巨大的一声,门被猛然关上。海风催得老旧的窗户嘎吱嘎吱的响,窗帘膨胀,剧烈的抽打空气,像打在她的脸上。
眼中的笑意顷刻淡下去,熟悉的字眼化作刀剑狠狠刺进双目。
去死!
去死吧!
她忽然不能承受这些尖刻字眼带来的负能量。
我就是这样的,我就是烂人啊,糟糕、自私、贪婪、刻薄,世界上再找不到比我烂的人。你们说的都对,我就不应该活在世上。
但是为什么要我自己去死啊?我死怎么够呢?
你们都得去死啊!
都去死啊!
林山雪知道她状态不对,知道她应该放下手机,去做些别的什么事,什么事都好,只要别再看这些评论。
可手机就像黏在她手心,不停地往下翻看评论,指尖充血,越翻越快。
啪嗒一声,手机摔在地上,林山雪从这种状态解脱出来,呆愣的看着碎裂的屏幕,脑子乱成一团浆糊,蹲下,沉默,眼睛宛如一潭死水。
几乎是无意识的,把指间插入发丝,乌黑的头发衬得双手苍白如纸,轻轻揉了两下,指尖用力,忽然收紧,攥住头发猛地往外拉扯。
第19章
第 19 章
林山雪一直很清楚,自己是一个糟糕,甚至称得上恶劣的人,但大多时候她会选择遗忘,你知道的,生活最擅长的就是温水煮青蛙。但不可避免,总有那么几个时刻,这些被刻意遗忘的东西会像潮水一样涌上来。
每当这时,她的心情就会变得非常差劲。
很多人不约而同选择在冬天和夏天死去,也许纯洁,也许灿烂,可惜上清市冬季无雪,夏季多雨。

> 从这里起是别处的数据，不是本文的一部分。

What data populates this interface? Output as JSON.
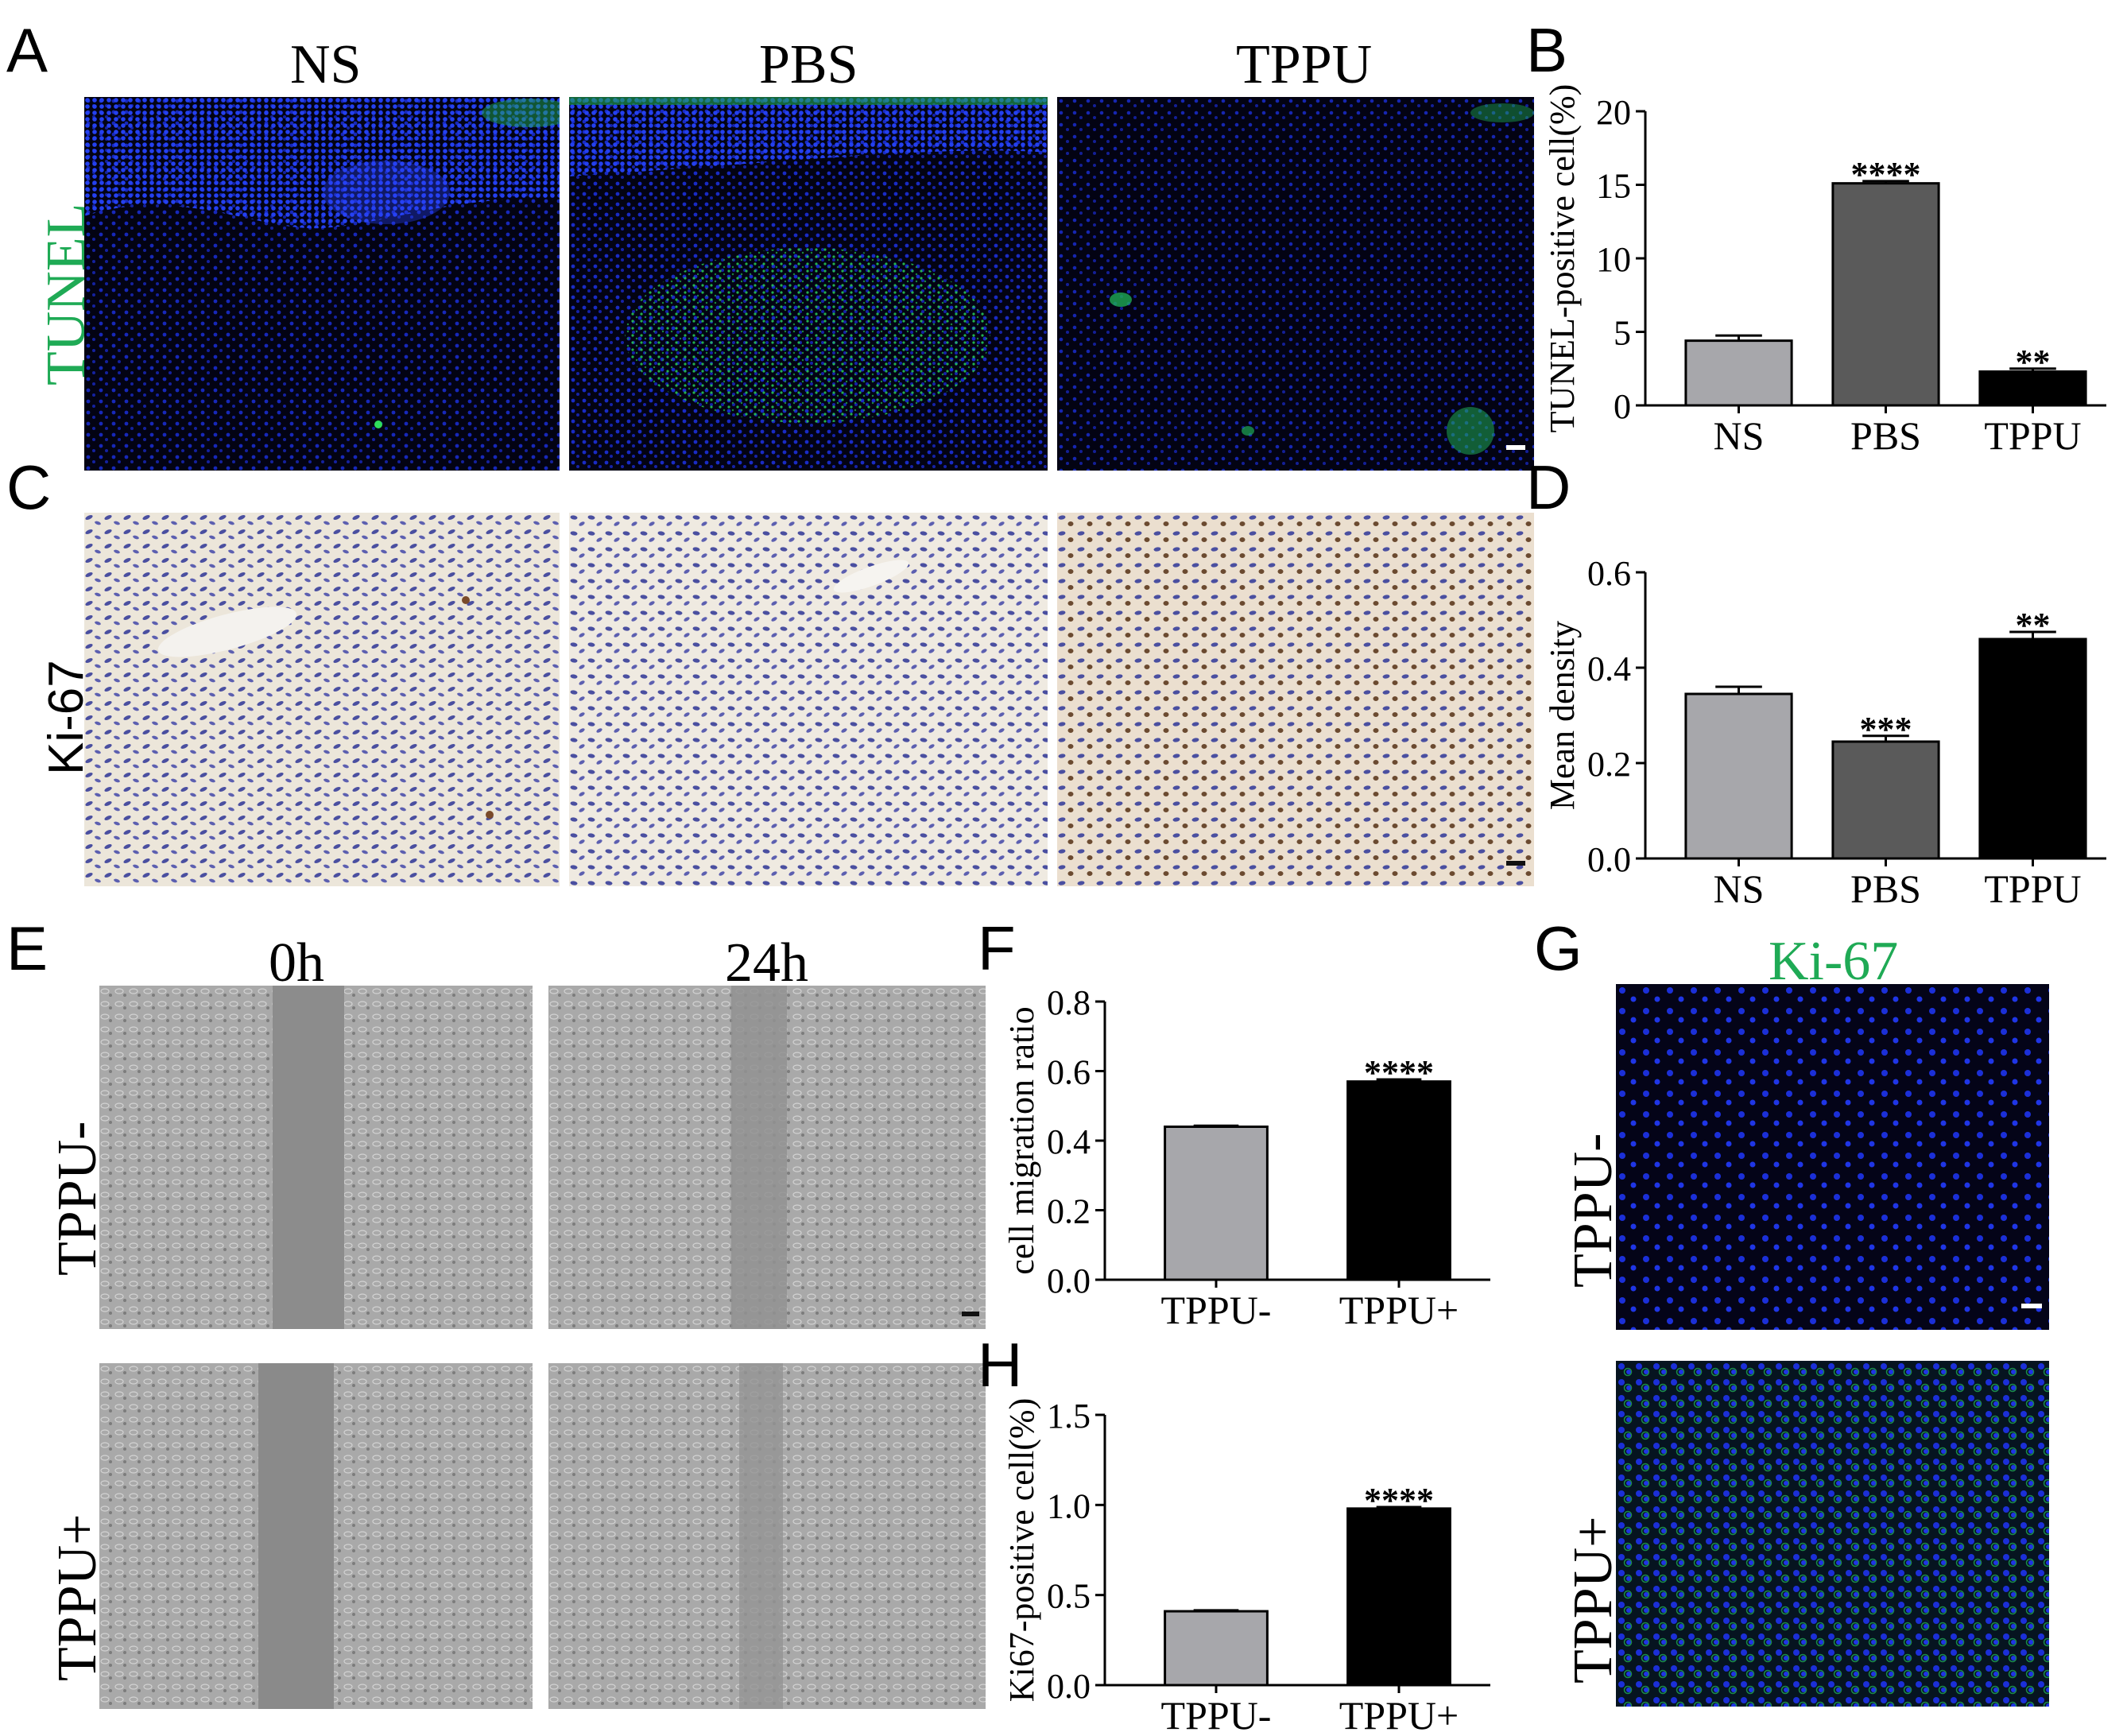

但也不必难过,死亡本身就是一件很美的事,不需要外物加持。
擦干血迹,填补缺口,泛着青紫色的尸体再次焕发生机,无论灵魂多么破碎和肮脏,心情多么抑郁与黑暗,林山雪心都会平静下来。
忘了是谁说过,世间最令人难以消受的是对美的祭奠。在林山雪看来,美本身就是祭奠,而追求美,是人的本能。
躺在入殓台上的是一位拾荒老人,上半身的骨头碎了大半,身子像抹布一样拧在一起,没有骨头支撑的皮肉耷拉下去,一些地方又突兀的鼓涨,左腿从膝盖处被折断,腿骨刺破皮肤,以诡异的角度弯曲着,仅剩腘窝处的皮肉苦苦支撑,才免于支离破碎的惨况。
段意又要忍不住干呕,林山雪没像往常一样讥讽他,转身去挑选工具,简短地吩咐:“擦。”
将翻涌上来的早餐咽下,顶着辛辣的喉咙上前,只觉一个头两个大,无从下手。这样的情况,即使在其他几个经验丰富的人看来也是不多见的。
他们的工作和医生在手术台上有些类似,最大的不同在于医生做手术是求生,而他们,是为死。
凡是一体两面的东西,大概都有什么必然的联系。
也正因如此,林山雪有一种直觉,她和江绥的关系绝不会像江绥所认为的那样戛然而止,他们的缘分是天注定的。
想到明天又可以看见江绥,林山雪死寂的眼中闪过一丝流光,放下手中的三角针,把装满工具的推车推至入殓台旁。
复原、填补、缝合,每一个流程林山雪都重复过上百次。手掌贴上肌肤,或滑腻,或干涸,或僵硬,每一种触感都给她带来同样的感受——来自灵魂深处的冷。